Assume you're given a table Twitter tweet data, write a query to obtain a histogram of tweets posted per user in 2022. Output the tweet count per user as the bucket and the number of Twitter users who fall into that bucket.

In [None]:
SELECT tweet_count_per_user AS tweet_bucket, COUNT(user_id) users_num
FROM
  (SELECT user_id, COUNT(*) tweet_count_per_user
  FROM tweets
  WHERE to_char(tweet_date::DATE, 'YYYY') = '2022'
  GROUP BY user_id) tweet_per_user
GROUP BY 1


SELECT 
  tweet_count_per_user AS tweet_bucket, 
  COUNT(user_id) AS users_num 
FROM (
  SELECT 
    user_id, 
    COUNT(tweet_id) AS tweet_count_per_user 
  FROM tweets 
  WHERE tweet_date BETWEEN '2022-01-01' 
    AND '2022-12-31'
  GROUP BY user_id) AS total_tweets 
GROUP BY tweet_count_per_user

Given a table of candidates and their skills, you're tasked with finding the candidates best suited for an open Data Science job. You want to find candidates who are proficient in Python, Tableau, and PostgreSQL.

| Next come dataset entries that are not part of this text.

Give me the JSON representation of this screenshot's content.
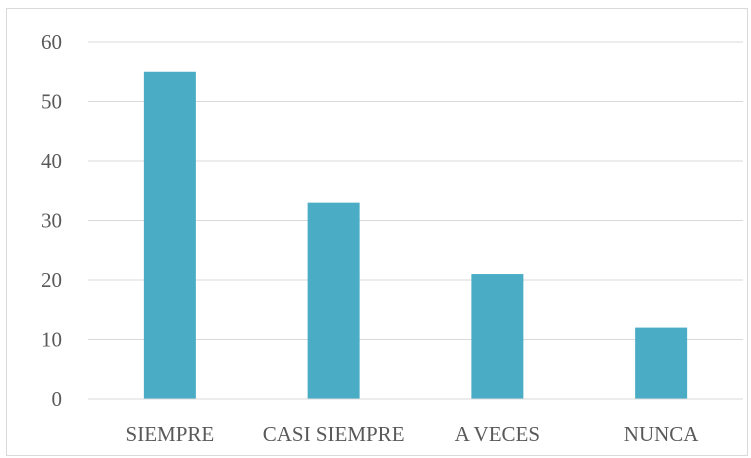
{
  "chart_data": {
    "type": "bar",
    "title": "",
    "xlabel": "",
    "ylabel": "",
    "categories": [
      "SIEMPRE",
      "CASI SIEMPRE",
      "A VECES",
      "NUNCA"
    ],
    "values": [
      55,
      33,
      21,
      12
    ],
    "ylim": [
      0,
      60
    ],
    "yticks": [
      "0",
      "10",
      "20",
      "30",
      "40",
      "50",
      "60"
    ],
    "grid": true,
    "legend": "none",
    "bar_color": "#4bacc6",
    "grid_color": "#d9d9d9",
    "axis_color": "#d9d9d9",
    "text_color": "#595959"
  }
}
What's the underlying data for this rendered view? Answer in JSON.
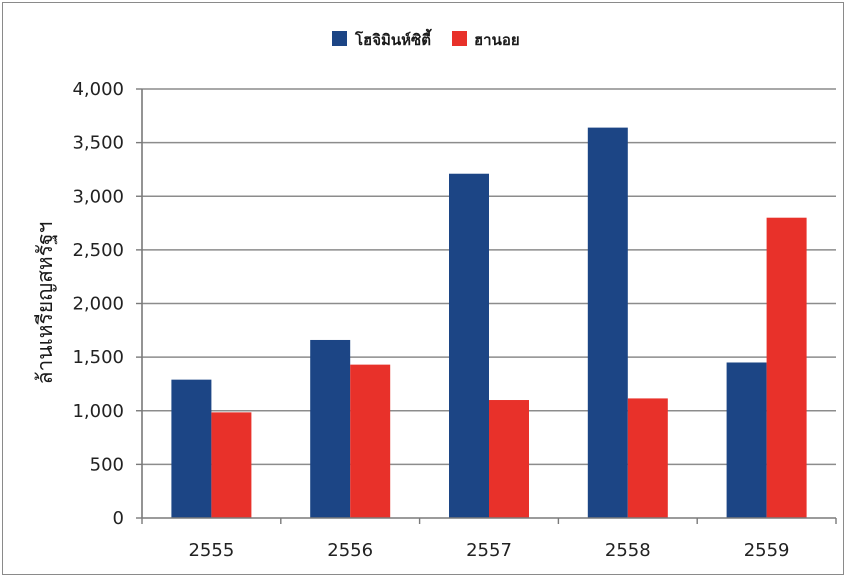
{
  "chart_data": {
    "type": "bar",
    "categories": [
      "2555",
      "2556",
      "2557",
      "2558",
      "2559"
    ],
    "series": [
      {
        "name": "โฮจิมินห์ซิตี้",
        "color": "#1c4585",
        "values": [
          1290,
          1660,
          3210,
          3640,
          1450
        ]
      },
      {
        "name": "ฮานอย",
        "color": "#e8312a",
        "values": [
          985,
          1430,
          1100,
          1115,
          2800
        ]
      }
    ],
    "ylabel": "ล้านเหรียญสหรัฐฯ",
    "ylim": [
      0,
      4000
    ],
    "yticks": [
      0,
      500,
      1000,
      1500,
      2000,
      2500,
      3000,
      3500,
      4000
    ],
    "ytick_labels": [
      "0",
      "500",
      "1,000",
      "1,500",
      "2,000",
      "2,500",
      "3,000",
      "3,500",
      "4,000"
    ],
    "grid": true,
    "legend_position": "top-center"
  }
}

Write a query to list the candidates who possess all of the required skills for the job. Sort the output by candidate ID in ascending order.

Assumption:

There are no duplicates in the candidates table:

| Column Name  | Type    |
| :----------- | :------ |
| candidate_id | integer |
| skill        | varchar |

Example Input:

| candidate_id | skill      |
| :----------- | :--------- |
| 123          | Python     |
| 123          | Tableau    |
| 123          | PostgreSQL |
| 234          | R          |
| 234          | PowerBI    |
| 234          | SQL Server |
| 345          | Python     |
| 345          | Tableau    |


In [None]:
SELECT candidate_id
FROM candidates
GROUP BY candidate_id
HAVING 'Python' = ANY(ARRAY_AGG(skill))
AND 'Tableau' = ANY(ARRAY_AGG(skill))
AND 'PostgreSQL' = ANY(ARRAY_AGG(skill))
ORDER BY 1

SELECT candidate_id
FROM candidates
WHERE skill IN ('Python', 'Tableau', 'PostgreSQL')
GROUP BY candidate_id
HAVING COUNT(*) = 3
ORDER BY candidate_id

Write a solution to find the second highest salary from the Employee table. If there is no second highest salary, return null (return None in Pandas).

In [None]:
WITH rankings AS (
    SELECT salary, DENSE_RANK() OVER (ORDER BY salary DESC) rank_
    FROM Employee
)
SELECT COALESCE(
    (SELECT DISTINCT salary FROM rankings WHERE rank_ = 2), NULL) AS "SecondHighestSalary";


SELECT COALESCE(
    (
    SELECT DISTINCT salary
    FROM Employee
    ORDER BY salary DESC
    OFFSET 1 LIMIT 1),
    NULL
) AS "SecondHighestSalary"
FROM Employee
LIMIT 1


SELECT MAX(salary) AS "SecondHighestSalary"
FROM Employee
WHERE salary < (SELECT MAX(salary) FROM Employee)

In [None]:
import pandas as pd

def second_highest_salary(employee: pd.DataFrame) -> pd.DataFrame:
    
    salaries = employee['salary'].drop_duplicates()
    salaries.sort_values(ascending=False, inplace=True)
    return pd.DataFrame({'SecondHighestSalary' : [salaries.iloc[1] if salaries.shape[0] > 1 else None]})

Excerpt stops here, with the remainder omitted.